Foundations of Statistics for Data Scientists: With R and Python is
designed as a textbook for a one- or two-term introduction to
mathematical statistics for students training to become data scientists.
It is an in-depth presentation of the topics in statistical science with
which any data scientist should be familiar, including probability
distributions, descriptive and inferential statistical methods, and
linear modeling. The book assumes knowledge of basic calculus, so the
presentation can focus on "why it works" as well as "how to do it."
Compared to traditional "mathematical statistics" textbooks, however,
the book has less emphasis on probability theory and more emphasis on
using software to implement statistical methods and to conduct
simulations to illustrate key concepts. All statistical analyses in the
book use R software, with an appendix showing the same analyses with
Python.
Key Features:
- Shows the elements of statistical science that are important for
students who plan to become data scientists.
- Includes Bayesian and regularized fitting of models (e.g., showing an
example using the lasso), classification and clustering, and
implementing methods with modern software (R and Python).

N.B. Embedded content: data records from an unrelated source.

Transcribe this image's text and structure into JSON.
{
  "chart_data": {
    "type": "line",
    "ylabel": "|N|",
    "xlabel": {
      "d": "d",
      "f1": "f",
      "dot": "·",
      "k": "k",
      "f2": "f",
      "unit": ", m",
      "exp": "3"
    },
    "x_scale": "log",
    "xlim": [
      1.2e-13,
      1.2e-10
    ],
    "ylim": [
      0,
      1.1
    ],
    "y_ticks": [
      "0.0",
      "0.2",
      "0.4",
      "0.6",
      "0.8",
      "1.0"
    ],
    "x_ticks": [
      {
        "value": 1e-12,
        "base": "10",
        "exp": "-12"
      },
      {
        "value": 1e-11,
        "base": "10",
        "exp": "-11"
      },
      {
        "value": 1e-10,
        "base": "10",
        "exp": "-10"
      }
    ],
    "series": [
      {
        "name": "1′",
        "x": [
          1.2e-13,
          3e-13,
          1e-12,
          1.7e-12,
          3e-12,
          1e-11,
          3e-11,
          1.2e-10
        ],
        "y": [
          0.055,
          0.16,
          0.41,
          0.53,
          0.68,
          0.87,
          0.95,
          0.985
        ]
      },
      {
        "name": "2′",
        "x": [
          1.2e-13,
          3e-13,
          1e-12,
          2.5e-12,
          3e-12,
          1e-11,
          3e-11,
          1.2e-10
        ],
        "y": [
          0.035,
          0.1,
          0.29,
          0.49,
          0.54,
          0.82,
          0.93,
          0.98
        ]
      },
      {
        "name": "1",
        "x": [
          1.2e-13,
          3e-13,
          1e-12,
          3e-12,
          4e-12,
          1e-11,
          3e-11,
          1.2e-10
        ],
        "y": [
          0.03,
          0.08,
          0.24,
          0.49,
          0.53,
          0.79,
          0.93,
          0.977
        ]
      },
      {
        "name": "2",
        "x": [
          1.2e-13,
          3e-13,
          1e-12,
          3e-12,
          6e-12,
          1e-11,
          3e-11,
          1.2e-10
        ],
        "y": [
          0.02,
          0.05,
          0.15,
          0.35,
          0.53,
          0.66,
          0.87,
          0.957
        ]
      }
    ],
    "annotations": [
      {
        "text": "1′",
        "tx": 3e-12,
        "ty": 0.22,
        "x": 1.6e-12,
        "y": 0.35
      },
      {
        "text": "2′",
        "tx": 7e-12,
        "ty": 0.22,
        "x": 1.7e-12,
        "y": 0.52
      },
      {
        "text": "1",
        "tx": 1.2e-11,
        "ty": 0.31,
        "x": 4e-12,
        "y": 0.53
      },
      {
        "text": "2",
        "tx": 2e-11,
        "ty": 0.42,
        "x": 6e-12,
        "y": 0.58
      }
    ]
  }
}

- Contains nearly 500 exercises.
The book also introduces modern topics that do not normally appear in
mathematical statistics texts but are highly relevant for data
scientists, such as Bayesian inference, generalized linear models for
non-normal responses (e.g., logistic regression and Poisson loglinear
models), and regularized model fitting. The nearly 500 exercises are
grouped into "Data Analysis and Applications" and "Methods and
Concepts." Appendices introduce R and Python and contain solutions for
odd-numbered exercises. The book's website (http:
//stat4ds.rwth-aachen.de/) has expanded R, Python, and Matlab appendices
and all data sets from the examples and exercises.